Does stuff make you happy?
THE END OF STUFF
The “Era of Peek Stuff” remains alive and well as long as people feel the most important things are things.
Those bulging closets or mini-storage units can hold a bit more, and consumer product sales remain healthy. Author-Minimalist guys Rick Hansen and Ryan Nicodemus estimate the average American home contains 300,000 items and growing. So will our love for material goods ever fade? If the Era were to end, what would that look like? How would we know if consumption addiction turned down?
I turn to funny man Garrison Keillor of Prairie Home Companion fame to answer. He broadcast a picture of the end of “Peek Stuff.”
The setting takes place on the lawn of a suburban house one morning in Lake Woebegone. Friends and neighbors gathered to look over what was on display at the yard sale of their departed old neighbor. The day is beautiful, but the picture is heartrending. One neighbor whispers into his wife’s ear:
“They worked so long and hard their entire lives to purchase all these things. They wanted it all so badly and paid so much money to fill their house and attic with this dusty accumulation of boxes.”
“The price is down to pennies, and still, nobody wants it.”
Here on the lawn’s morning dew were the life’s dreams of a pitiful family, exposed for all to see. Most passed by but showed no interest.
Everyone knows the yard sale price doesn’t measure a human life. We’re more than our bric-a-brac. Nevertheless, when your neighbors see your dreams discounted down to pennies, the conclusion cries out: “Hollowness in life.” If people question consumption values, the Era of Stuff will fade.
Until that time, he who dies with the most things wins. Our free-market economy claims the importance of the consumers’ free choice between material and non-material. But of course, the option is stacked heavily towards commercial products.
The gross national consumption is too important to be left entirely in the hands of shoppers. The nation’s inflation and employment depend on purchase decisions. The Federal Reserve, The U.S. Treasury’s fiscal policy, plus a trillion-dollar marketing industry are there to guide consumers’ choices.

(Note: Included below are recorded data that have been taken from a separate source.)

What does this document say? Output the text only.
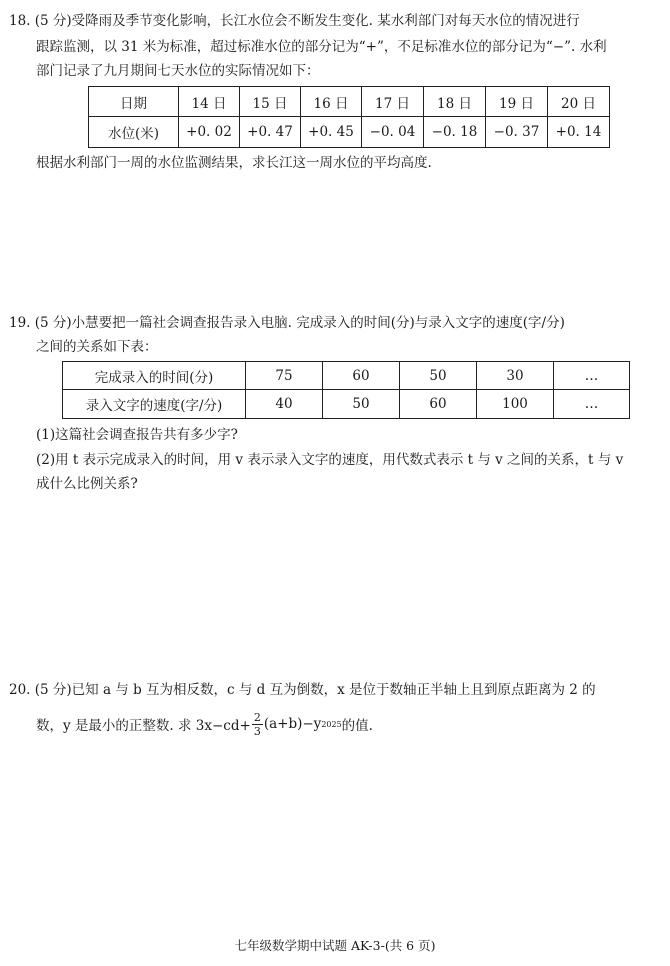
18. (5 分)受降雨及季节变化影响，长江水位会不断发生变化. 某水利部门对每天水位的情况进行
跟踪监测，以 31 米为标准，超过标准水位的部分记为“+”，不足标准水位的部分记为“−”. 水利
部门记录了九月期间七天水位的实际情况如下：
日期	14 日	15 日	16 日	17 日	18 日	19 日	20 日
水位(米)	+0. 02	+0. 47	+0. 45	−0. 04	−0. 18	−0. 37	+0. 14
根据水利部门一周的水位监测结果，求长江这一周水位的平均高度.
19. (5 分)小慧要把一篇社会调查报告录入电脑. 完成录入的时间(分)与录入文字的速度(字/分)
之间的关系如下表：
完成录入的时间(分)	75	60	50	30	…
录入文字的速度(字/分)	40	50	60	100	…
(1)这篇社会调查报告共有多少字?
(2)用 t 表示完成录入的时间，用 v 表示录入文字的速度，用代数式表示 t 与 v 之间的关系，t 与 v
成什么比例关系?
20. (5 分)已知 a 与 b 互为相反数，c 与 d 互为倒数，x 是位于数轴正半轴上且到原点距离为 2 的
数，y 是最小的正整数. 求 $3x-cd+ \frac{2}{3} (a+b)-y$ 2025 的值.
七年级数学期中试题 AK-3-(共 6 页)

But pay attention, and you can also hear dissenting voices. Maria Kondo, the minimalists, the spiritualists, the health fanatics, tree huggers, and naturalists view tangible assets differently. It could be a trend.
Categories: Humor
Your essay is going to prove prescient. Everyone I know is buying fewer things. I wonder if someday, not too far in the future, people will look on designer clothes as an aberrant brand of insanity. Wouldn’t it be nice if status were won through service rather than through spending?